В течение многих поколений борьба между олигархами и демократами была постоянной движущей силой греческой истории. Подобно тому как это произошло позднее у гвельфов и гибеллинов, распри постепенно привели к слепой нетерпимости. Движимые ненавистью и алчностью, победители каждый раз использовали победу лишь для того, чтобы изгнать своих врагов-сограждан, выслать из страны их семьи и захватить имущество. Изгнанники ждали в соседних странах наступления вожделенного мига возвращения, для того чтобы, в свою очередь, изгнать из страны своих гонителей. Часто бывало так, что на родине правила лишь одна партия, другая же на чужбине с нетерпением ждала наступления своего часа. Число изгнанников достигло нескольких десятков тысяч.
Александр когда-то в Элладе сам оказался свидетелем этой трагедии. Но, кроме того, в его военном лагере было немало таких изгнанников. Они надоели царю своими просьбами о возвращении. Выразителем мнения изгнанников был, по-видимому, влиятельный военачальник Горгий. Особенно рьяно защищал он самосцев. Учитывая просьбы и бедственное положение изгнанников, царь принял решение возвратить их всех по домам и восстановить в правах владения. Правда, такое решение намного превышало полномочия Александра как гегемона Коринфского союза. Однако он как раз и стремился разрушить его компетенцию. Союз мог существовать и дальше, но совету Союза предстояло превратиться в бесправное орудие, которому Александр при желании мог давать второстепенные поручения. Теперь, и это было важнее всего, совет должен был в еще меньшей степени, чем прежде, становиться между Александром и отдельными греческими городами-государствами. Впрочем, это вполне отвечало желаниям отдельных членов Союза: они охотнее имели дело непосредственно с царем.

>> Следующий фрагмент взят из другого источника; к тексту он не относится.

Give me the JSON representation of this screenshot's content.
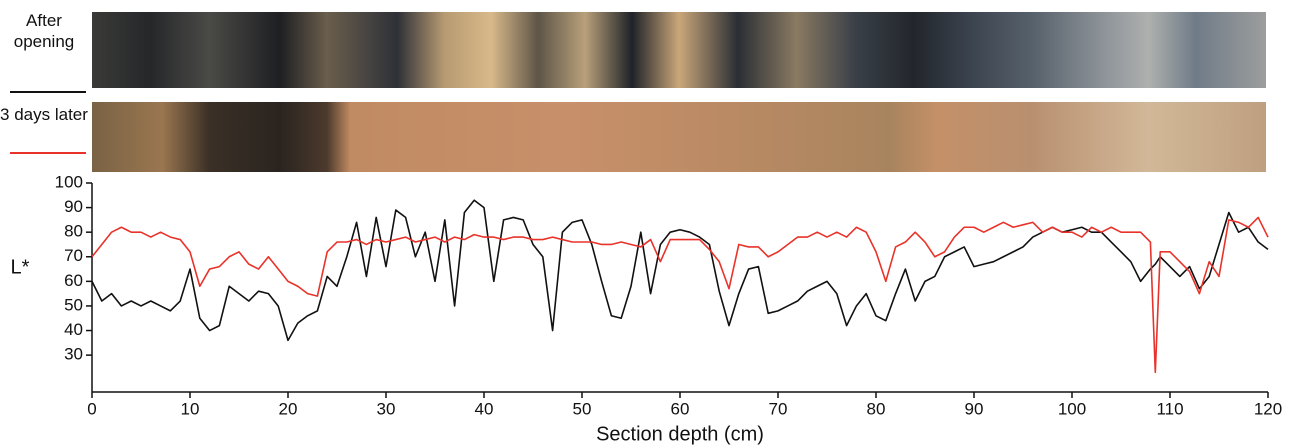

То, что изгнанники часто принадлежали к политическим противникам Македонии, нимало не заботило Александра. Для них возвращение означало амнистию, и из чувства благодарности они готовы были изменить свои взгляды. Но идея мира была на самом деле очень важна для Александра. Он стремился установить мир как между государствами, так и между отдельными гражданами, а империя по его замыслу должна была даровать терпимость и равноправие не только нациям и греческим политикам, но также и течениям, которые они представляли. Ни ни Востоке, ни на Западе даже во внутренней политике не должно было быть ни победителей, ни побежденных. С этой точки зрения решение Александра являлось поистине царственным.
Александр объявил о своем решении сначала в придворном лагере в Сузах весной 324 г. до н. э. Но официальное его провозглашение намечалось провести в более торжественной форме. Своим посланцем царь избрал Никанора, зятя Аристотеля, который был ему ближе, чем сам Аристотель. Во время олимпийских празднеств Никанор должен был оповестить изгнанников об их праве вернуться на родину. По-видимому, он имел при себе и указания о том, как это будет осуществляться. В то же самое время и Антипатр получил приказ решительно сломить всякое могущее возникнуть сопротивление. И когда во время олимпийских празднеств герольд обнародовал послание царя, в ответ ему раздались ликующие возгласы 20000 изгнанников, которые приехали на празднество из разных государств. Этот день стал одним из знаменательных в истории правления Александра{295}
.Всякое блестящее и яркое событие имеет свою теневую сторону, так и это распоряжение Александра вызвало и радость и страх. Уже не говоря о том, что оно было принято без участия совета Союза и тем самым унижало его; царь без зазрения совести вмешивался в правовые установления и основные законы греческих государств. Возвращение изгнанников подвергало опасности действующие основные законы и ниспровергало существующие отношения. Больше всего пострадали богатые горожане. Конфискованное имущество в течение, ряда лет, а иногда и десятилетий находилось в руках новых владельцев, а теперь его нужно было возвращать. Легко можно понять, что посыпались прошения и петиции с другой стороны{296}
. Гонцы за гонцами отправлялись в путь, но не в совет Союза, а к самому Александру, чтобы добиться изменения его приказа. Но царь, по-видимому, вовсе не был склонен его менять. На это указывает даже последовательность приема греческих посланцев в Вавилоне. В первую очередь царь принимал послов от храмов, прибывших к нему из Олимпии, из оазиса Аммона, Дельф, Коринфа и Эпидавра. Затем к нему приглашали людей, принесших ему дары, в третью и четвертую очередь рассматривались пограничные споры и жалобы частных лиц. И только после всего этого наступал черед рассмотрения жалоб на возвращение изгнанников.